Aging or cold exposure did not induce dramatic shifts in either the proportions or gene expression signatures of any of these ASPC types, suggesting that these cell populations are stably maintained across a range of conditions.
"Aging blocks beige adipogenesis from fibroblastic ASPCs." "Expression profiling at the single-cell level reveals adipocyte heterogeneity."

Deeper Inquiries

How do environmental factors suppress adipogenesis?

Environmental factors can suppress adipogenesis through various mechanisms. In the context of the study provided, aging was shown to block beige adipogenesis by affecting the profile and activity of adipocyte stem and progenitor cells (ASPCs). Aging increased the expression of fibro-inflammatory genes in ASPCs, such as Cd9, which are associated with fibrogenic processes. This upregulation of certain genes in ASPCs led to a blockage in their differentiation into beige adipocytes. Additionally, aging-induced changes in the tissue microenvironment may contribute to this suppression by altering signaling pathways that regulate adipogenesis.

What role does natriuretic peptide signaling play in aging-related impairment?

Natriuretic peptide signaling plays a significant role in aging-related impairment of beige fat development. Natriuretic peptides are known for their lipolytic and thermogenic effects on adipose tissue. The clearance receptor for natriuretic peptides, Npr3, acts as a negative regulator of these beneficial effects by reducing NP signaling. In aged animals, there is an upregulation of Npr3 expression levels within white adipocytes and DNL-high cells. This elevated expression inhibits the thermogenic gene program activation necessary for beige fat formation during cold exposure.

How can targeting natriuretic peptide signaling unlock beige fat development?

Targeting natriuretic peptide signaling presents a promising approach to unlocking beige fat development and overcoming age-related impairments in thermogenic capacity.
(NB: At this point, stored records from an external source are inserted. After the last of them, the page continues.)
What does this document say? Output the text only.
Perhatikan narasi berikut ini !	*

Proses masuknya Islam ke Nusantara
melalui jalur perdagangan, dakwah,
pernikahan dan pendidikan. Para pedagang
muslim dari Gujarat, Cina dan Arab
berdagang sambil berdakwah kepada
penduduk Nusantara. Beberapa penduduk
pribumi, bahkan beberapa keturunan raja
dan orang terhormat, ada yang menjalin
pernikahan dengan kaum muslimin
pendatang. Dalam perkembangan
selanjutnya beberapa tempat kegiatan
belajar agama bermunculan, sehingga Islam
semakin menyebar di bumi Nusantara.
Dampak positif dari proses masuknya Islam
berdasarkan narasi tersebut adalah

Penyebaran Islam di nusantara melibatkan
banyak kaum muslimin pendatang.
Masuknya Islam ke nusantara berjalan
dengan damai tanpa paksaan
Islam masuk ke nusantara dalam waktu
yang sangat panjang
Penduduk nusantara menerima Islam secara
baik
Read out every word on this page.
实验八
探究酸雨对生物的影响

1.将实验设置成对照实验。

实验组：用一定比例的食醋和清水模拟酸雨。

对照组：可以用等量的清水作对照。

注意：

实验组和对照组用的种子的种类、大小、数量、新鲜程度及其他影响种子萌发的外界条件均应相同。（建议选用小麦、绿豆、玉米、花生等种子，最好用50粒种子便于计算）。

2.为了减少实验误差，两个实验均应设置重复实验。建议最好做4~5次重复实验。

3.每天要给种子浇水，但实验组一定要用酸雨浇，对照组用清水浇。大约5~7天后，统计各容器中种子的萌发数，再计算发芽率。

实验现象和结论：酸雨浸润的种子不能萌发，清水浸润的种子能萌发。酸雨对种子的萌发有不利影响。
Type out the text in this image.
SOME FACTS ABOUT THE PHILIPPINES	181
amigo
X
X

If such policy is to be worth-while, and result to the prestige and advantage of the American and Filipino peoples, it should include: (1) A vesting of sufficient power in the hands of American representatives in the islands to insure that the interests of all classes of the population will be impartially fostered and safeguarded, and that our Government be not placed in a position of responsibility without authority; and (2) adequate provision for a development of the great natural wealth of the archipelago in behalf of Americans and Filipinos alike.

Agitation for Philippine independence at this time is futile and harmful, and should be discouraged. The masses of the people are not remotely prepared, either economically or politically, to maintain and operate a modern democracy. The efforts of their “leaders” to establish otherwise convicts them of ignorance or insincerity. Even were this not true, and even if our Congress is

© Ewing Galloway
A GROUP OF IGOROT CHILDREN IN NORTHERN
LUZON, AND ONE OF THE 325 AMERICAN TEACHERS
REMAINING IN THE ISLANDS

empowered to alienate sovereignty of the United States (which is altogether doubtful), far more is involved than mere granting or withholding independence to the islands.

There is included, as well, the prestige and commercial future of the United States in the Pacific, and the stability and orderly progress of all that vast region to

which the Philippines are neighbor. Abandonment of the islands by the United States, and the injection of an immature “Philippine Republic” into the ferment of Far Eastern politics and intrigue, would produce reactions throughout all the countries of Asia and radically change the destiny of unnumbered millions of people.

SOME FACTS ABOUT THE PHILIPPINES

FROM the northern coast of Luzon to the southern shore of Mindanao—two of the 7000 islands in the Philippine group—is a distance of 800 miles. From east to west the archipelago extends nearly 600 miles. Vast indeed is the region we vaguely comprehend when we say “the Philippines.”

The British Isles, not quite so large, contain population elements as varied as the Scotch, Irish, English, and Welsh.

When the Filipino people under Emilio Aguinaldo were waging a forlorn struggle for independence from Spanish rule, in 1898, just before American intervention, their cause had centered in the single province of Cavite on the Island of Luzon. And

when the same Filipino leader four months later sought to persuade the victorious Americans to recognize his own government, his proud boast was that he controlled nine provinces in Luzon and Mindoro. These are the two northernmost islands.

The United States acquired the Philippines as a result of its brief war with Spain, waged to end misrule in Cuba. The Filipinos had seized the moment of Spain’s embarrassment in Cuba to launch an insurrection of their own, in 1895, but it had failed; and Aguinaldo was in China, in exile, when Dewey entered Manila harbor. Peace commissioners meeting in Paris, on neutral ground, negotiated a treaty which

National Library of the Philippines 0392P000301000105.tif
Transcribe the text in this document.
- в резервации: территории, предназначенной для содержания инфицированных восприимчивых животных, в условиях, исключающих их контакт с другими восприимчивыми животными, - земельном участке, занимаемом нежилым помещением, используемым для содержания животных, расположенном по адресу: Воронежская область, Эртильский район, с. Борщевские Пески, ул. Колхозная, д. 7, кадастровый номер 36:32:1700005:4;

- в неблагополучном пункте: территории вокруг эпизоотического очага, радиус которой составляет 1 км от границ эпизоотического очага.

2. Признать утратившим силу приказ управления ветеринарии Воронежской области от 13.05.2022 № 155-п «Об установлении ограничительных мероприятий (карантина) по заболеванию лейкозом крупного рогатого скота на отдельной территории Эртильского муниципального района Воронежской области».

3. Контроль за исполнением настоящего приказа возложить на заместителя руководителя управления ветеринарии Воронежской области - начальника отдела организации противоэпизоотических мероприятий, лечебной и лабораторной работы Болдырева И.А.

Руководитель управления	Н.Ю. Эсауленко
By modulating Npr3 activity or expression levels within white adipocytes or other relevant cell populations, it may be possible to enhance NP signaling and promote thermogenesis within brown and beige fat depots. This targeted intervention could potentially restore the balance between lipid storage and utilization pathways required for efficient energy expenditure through heat production in response to cold exposure or other stimuli that induce beiging processes.